The Memoirs of Armand Charest Part III

Chapter 21

Armand Comes Home From the War…and His parting Words

We all returned from the war and settled down raising families. There was a big and warm welcome party for me. I had been gone for two long years. I still remember the voyage home in a big lumbering navy transport. We docked in San Francisco with a brass band on the pier and ladies from the Salvation Army handing out coffee and donuts. We proceeded to camp aboard a ferry through the bay with another big band on board. The first meal at midnight consisted of steak along with all the milk we could drink; it was the first taste of milk in two years! We traveled to Mass. in a special train to be discharged. Mine came on January 20, 1946. The war was really over.
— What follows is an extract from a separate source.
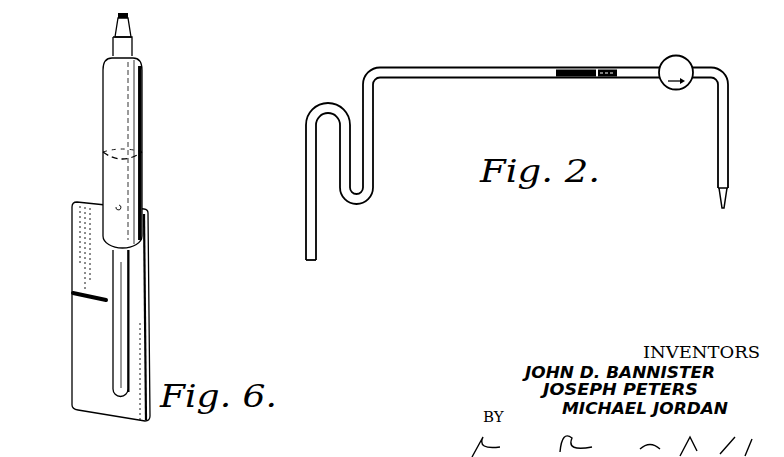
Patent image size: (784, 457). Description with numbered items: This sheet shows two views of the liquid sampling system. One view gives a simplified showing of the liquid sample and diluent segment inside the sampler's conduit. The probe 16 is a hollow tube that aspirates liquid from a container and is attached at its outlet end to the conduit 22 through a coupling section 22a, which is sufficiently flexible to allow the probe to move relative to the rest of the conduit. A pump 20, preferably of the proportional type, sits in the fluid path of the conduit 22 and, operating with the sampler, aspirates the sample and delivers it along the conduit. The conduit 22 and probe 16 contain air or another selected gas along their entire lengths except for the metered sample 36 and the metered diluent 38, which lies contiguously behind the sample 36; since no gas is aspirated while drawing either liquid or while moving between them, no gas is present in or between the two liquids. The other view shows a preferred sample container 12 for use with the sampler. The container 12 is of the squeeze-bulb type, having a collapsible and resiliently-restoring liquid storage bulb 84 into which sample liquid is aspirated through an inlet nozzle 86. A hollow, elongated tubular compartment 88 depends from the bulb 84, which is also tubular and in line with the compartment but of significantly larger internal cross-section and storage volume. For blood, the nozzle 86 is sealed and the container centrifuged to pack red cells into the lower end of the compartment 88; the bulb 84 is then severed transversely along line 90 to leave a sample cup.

Alphonse Charest died in January 1945; Emilie Charest followed him in October 1957. Some children of the next generation followed us into the service: Roger Forbes served in Germany; two of Theresa’s boys served in the Marines. My oldest son, Ronald, served in the navy for 22 years retiring as a Senior Chief, the top rank among enlisted personnel. A son-in-Lazslo Fodor served in the army in Germany. The oldest of the nine Charest children died in 1994. At this time the remaining eight are still in relatively good health. Some of the grandchildren have married and are raising families of their own. And life goes on, one generation following another. I have placed our ancestors on a family tree, hoping that those who follow think of them once in a while.
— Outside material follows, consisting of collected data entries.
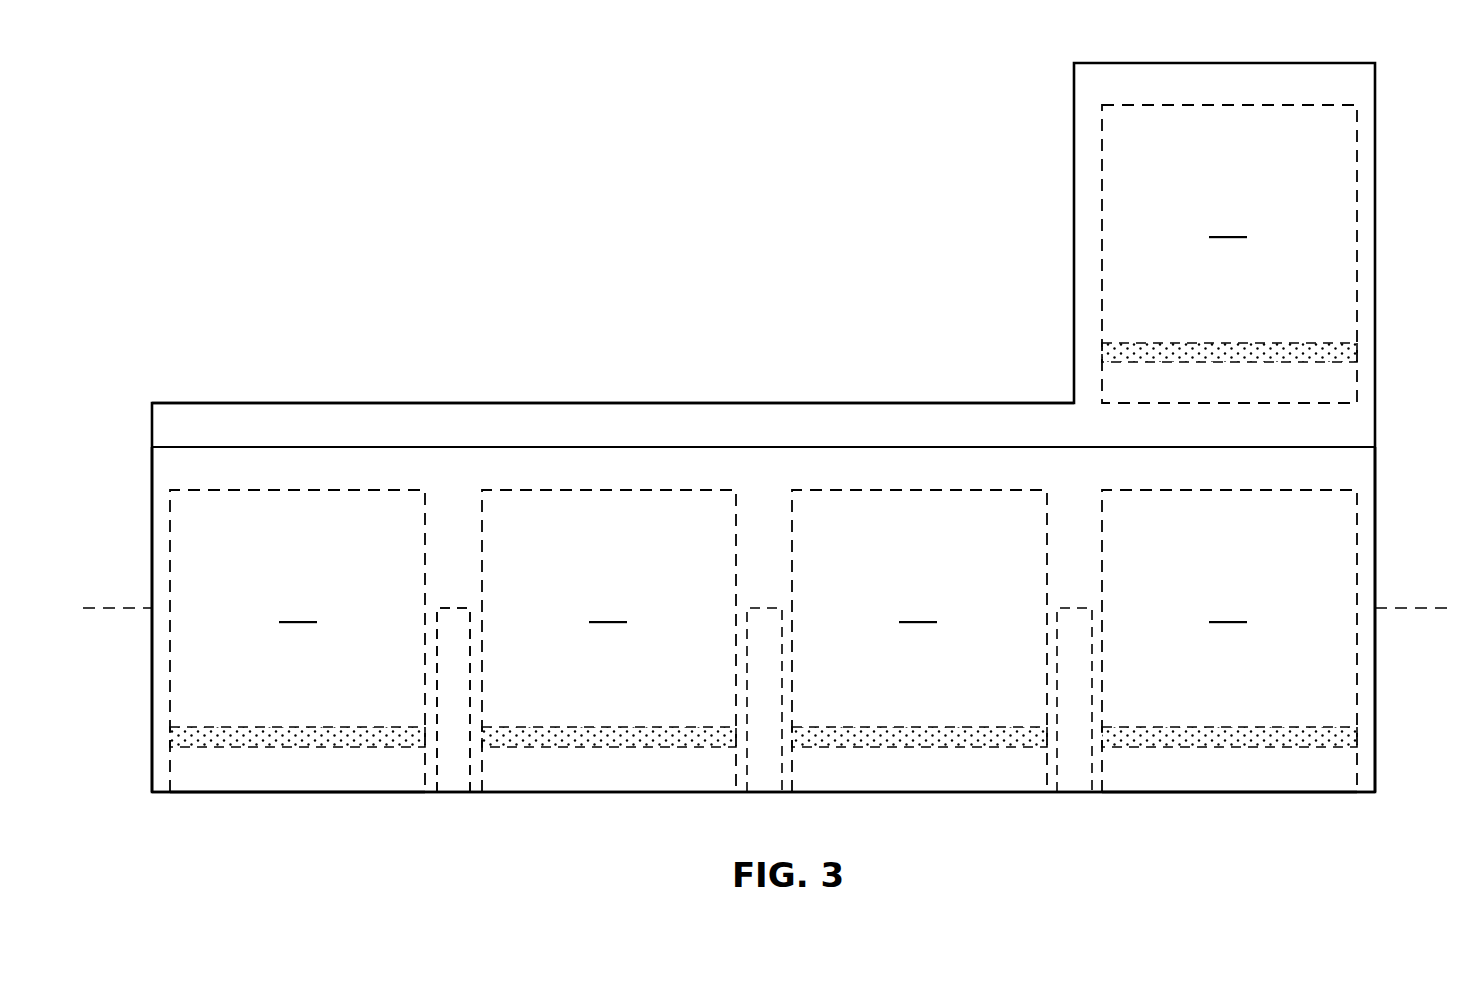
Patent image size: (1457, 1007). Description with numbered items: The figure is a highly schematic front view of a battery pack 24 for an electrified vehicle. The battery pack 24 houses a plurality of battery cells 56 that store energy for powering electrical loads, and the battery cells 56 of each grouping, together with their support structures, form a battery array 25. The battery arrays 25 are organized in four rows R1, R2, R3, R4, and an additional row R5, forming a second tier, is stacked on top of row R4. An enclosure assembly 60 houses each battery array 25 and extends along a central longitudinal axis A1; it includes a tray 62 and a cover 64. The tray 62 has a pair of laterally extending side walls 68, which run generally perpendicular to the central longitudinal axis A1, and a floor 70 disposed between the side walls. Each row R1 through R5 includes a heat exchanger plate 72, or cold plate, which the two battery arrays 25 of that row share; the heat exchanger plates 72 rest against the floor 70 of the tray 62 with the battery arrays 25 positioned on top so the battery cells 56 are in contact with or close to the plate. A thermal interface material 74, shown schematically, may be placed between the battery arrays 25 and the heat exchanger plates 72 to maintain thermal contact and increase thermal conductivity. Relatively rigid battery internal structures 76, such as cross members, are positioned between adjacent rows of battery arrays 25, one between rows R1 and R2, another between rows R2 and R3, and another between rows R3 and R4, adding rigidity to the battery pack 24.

The battery pack 24 is at (748, 326).
The battery array 25 is at (798, 403).
The row R1 is at (363, 484).
The row R2 is at (614, 484).
The row R3 is at (815, 485).
The row R4 is at (1171, 487).
The row R5 is at (1144, 101).
The battery cell 56 is at (763, 415).
The enclosure assembly 60 is at (149, 428).
The tray 62 is at (149, 757).
The cover 64 is at (184, 399).
The laterally extending side wall 68 is at (150, 668).
The floor 70 is at (420, 793).
The heat exchanger plate 72 is at (228, 778).
The thermal interface material 74 is at (260, 733).
The battery internal structure 76 is at (463, 615).
The central longitudinal axis A1 is at (120, 605).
In 1954 I met Miss Martha Wilkens in New York, the only child of hardworking German immigrants, at a dance in the local YMCA of all places. We had four great children and twenty years of a good marriage. I had moved to the New York area in early 1951 to search for work. I intended to pick up a few dollars and then to move on to Calif. As it turned out I stayed for 25 years.
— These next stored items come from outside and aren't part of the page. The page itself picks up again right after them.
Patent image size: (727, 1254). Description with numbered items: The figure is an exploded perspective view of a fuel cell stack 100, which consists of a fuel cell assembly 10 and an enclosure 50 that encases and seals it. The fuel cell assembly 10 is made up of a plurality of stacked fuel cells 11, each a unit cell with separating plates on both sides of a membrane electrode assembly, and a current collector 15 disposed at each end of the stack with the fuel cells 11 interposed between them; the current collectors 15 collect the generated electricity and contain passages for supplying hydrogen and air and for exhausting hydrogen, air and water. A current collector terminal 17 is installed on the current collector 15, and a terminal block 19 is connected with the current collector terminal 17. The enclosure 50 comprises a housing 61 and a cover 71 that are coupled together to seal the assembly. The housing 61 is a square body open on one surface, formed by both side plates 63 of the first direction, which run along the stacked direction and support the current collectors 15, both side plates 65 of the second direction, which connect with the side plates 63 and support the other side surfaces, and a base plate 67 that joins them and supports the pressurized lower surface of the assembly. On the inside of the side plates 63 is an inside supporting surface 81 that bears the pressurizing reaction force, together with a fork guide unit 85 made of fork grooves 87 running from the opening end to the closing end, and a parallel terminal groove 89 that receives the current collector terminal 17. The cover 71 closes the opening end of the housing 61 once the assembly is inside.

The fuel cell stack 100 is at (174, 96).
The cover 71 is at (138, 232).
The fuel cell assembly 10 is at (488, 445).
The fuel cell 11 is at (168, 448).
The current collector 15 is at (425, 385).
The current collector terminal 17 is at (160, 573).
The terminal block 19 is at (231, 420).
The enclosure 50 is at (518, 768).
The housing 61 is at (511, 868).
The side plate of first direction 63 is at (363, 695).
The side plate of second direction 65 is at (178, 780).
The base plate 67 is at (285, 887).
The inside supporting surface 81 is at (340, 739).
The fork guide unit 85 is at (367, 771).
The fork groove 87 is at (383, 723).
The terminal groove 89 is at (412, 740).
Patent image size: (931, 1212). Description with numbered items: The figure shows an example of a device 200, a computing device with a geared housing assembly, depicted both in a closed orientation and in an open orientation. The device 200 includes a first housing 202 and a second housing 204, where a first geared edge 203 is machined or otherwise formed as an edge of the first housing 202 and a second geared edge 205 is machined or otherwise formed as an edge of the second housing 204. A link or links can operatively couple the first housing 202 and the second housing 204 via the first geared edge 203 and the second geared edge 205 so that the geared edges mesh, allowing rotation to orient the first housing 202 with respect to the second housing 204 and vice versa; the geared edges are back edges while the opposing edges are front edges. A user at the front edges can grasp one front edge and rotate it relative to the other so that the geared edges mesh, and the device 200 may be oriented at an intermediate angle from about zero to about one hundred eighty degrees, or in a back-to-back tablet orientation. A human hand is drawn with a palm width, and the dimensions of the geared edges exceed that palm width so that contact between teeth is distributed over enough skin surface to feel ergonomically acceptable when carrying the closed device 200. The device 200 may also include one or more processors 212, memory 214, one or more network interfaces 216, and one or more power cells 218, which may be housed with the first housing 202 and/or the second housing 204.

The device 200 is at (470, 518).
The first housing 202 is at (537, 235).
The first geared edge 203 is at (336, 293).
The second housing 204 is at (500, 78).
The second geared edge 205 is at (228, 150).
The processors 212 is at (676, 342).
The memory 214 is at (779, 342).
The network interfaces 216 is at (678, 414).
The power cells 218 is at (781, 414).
I retired in 1987 and I then toured to country for four months. I saw beautiful scenery and then I met Joe the Greek. I had heard while overseas that a shadowy figure somewhere in the division had the moonshine (again) concession. He sold the stuff at $5.00 per gallon. Nobody really knew who he was. On my trip I happened to have been in Western Montana on Labor Day weekend. I noticed a sign in the local motel advertising the meeting of the 41 St Division survivors. I took what was possibly the last available room in town. As stepped out of my room I encountered an ex-soldier. You guessed it. It was Joe the Greek!!! We had many laughs during those few days. One night got drunk on liquor and old stories. I looked for men of E Company. None showed up. It was the final chapter and the last roundup.

It has been a generally good life for the Charest family. Tragedies have been few and far between. We were all blessed with good genes from Alphonse and Emilie. May the good times roll on for all of us!